Dorothy Stratten's grave
Shortly after noon on August 14, 1980, Snider and Stratten met at Snider's house, where the two had once lived as a couple, and which Snider was by then sharing with its owner, their mutual friend, Dr. Stephen Cushner. Stratten had come to talk about an amicable divorce and brought along $1,000 to give to Snider.
At about 11:00PM Snider's private investigator called Cushner on his private line, saying he had been trying to telephone Snider for several hours, but Snider would not answer his phone. Cushner broke into Snider's room and found the bodies of Snider and Stratten, both dead from shotgun blasts from a 12 gauge Mossberg shotgun; both bodies were nude. Police believed Snider raped and murdered Stratten, abused the corpse, then killed himself with the same shotgun.

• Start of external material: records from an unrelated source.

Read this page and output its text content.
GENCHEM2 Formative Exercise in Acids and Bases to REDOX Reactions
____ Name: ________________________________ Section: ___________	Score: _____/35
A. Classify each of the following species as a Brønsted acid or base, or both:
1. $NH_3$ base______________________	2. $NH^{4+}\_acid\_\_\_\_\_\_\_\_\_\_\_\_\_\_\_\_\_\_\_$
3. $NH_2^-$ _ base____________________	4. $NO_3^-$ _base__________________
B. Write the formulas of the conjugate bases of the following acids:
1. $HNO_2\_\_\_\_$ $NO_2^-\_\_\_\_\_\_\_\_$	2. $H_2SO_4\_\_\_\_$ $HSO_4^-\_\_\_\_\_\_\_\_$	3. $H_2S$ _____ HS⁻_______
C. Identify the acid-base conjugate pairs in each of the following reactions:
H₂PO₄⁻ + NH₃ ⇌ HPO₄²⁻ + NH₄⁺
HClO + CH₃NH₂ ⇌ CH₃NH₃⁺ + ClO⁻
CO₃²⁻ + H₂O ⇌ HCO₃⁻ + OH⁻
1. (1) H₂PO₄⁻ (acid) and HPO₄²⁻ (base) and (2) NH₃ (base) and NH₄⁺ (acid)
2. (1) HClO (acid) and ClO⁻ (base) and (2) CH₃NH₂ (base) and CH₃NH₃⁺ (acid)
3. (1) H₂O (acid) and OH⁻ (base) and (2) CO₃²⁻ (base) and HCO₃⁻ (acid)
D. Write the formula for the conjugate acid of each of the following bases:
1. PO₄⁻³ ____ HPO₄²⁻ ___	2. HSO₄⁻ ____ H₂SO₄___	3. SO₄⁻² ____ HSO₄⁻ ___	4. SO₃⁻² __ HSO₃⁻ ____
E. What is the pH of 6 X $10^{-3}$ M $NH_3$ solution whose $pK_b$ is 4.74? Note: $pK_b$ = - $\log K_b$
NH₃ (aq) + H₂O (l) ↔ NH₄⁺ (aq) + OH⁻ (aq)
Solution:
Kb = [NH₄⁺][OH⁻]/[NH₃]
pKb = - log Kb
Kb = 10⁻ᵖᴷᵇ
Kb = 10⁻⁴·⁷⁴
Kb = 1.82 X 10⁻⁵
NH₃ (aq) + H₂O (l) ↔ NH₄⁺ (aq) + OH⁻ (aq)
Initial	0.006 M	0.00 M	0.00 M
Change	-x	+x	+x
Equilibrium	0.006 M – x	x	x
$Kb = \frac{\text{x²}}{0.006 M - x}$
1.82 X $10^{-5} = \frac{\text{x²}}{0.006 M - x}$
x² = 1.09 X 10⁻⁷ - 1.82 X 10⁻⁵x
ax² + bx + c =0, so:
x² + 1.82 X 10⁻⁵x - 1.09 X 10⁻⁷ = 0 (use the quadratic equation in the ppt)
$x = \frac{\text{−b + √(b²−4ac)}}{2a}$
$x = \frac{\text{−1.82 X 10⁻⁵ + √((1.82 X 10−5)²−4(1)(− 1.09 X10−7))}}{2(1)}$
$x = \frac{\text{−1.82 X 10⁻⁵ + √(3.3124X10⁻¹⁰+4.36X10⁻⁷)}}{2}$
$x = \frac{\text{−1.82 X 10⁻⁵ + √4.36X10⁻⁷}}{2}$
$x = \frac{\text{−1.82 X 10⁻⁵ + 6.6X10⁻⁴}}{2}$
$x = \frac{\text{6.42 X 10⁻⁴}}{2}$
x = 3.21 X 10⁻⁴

Stratten is buried at Westwood Village Memorial Park Cemetery in Los Angeles.

Aftermath, popular culture

In 1983 film critic Vincent Canby wrote, "Miss Stratten possessed a charming screen presence and might possibly have become a first-rate comedienne with time and work."
Stratten's murder was depicted in two films. In Death of a Centerfold: The Dorothy Stratten Story (1981) Jamie Lee Curtis portrayed Stratten and Bruce Weitz played Paul Snider. Bob Fosse's Star 80 (1983) starred Mariel Hemingway as Stratten and Eric Roberts as Snider, whose performance was praised by many critics. Scenes of Star 80 were filmed in the same house and room where the murder/suicide happened.
Peter Bogdanovich wrote a book about Stratten titled The Killing of the Unicorn (1984). Four years later at age 49 he married Stratten's sister, Louise, who was twenty. Bogdanovich had paid for Louise's private school and modeling classes following Stratten's death They divorced in 2001 after being married for 13 years.
Bryan Adams co-wrote two songs about Stratten. "Cover Girl" became a hit for the band Prism in 1980 and "The Best Was Yet to Come", written with Jim Vallance, was on Adams' album Cuts Like a Knife (1983), and later was covered by Laura Branigan. A similar song was on Adams' 2008 album 11. "Flowers Grown Wild" (song) was about the price of fame in Hollywood.
Bongwater mentioned Dorothy Stratten in its song "Nick Cave Dolls". She also is referenced in "Californication" by the Red Hot Chili Peppers, as the "first born unicorn". The Angry Samoans mentioned Dorothy Stratten in their song "I'd Rather Do The Dog With Dorothy Stratten".
Gavin Rossdale mentions Dorothy Stratten in his song "Dead Meat" performed by his band Bush on the album, The Science of Things (1999), in the lyric "Dorothy died for your pleasure".
In 2012, hungarian electronic music artist, S Olbricht created his own story of Dorothy's life, and released his first artist album, The Last Act Of Dorothy Stratten as a soundtrack.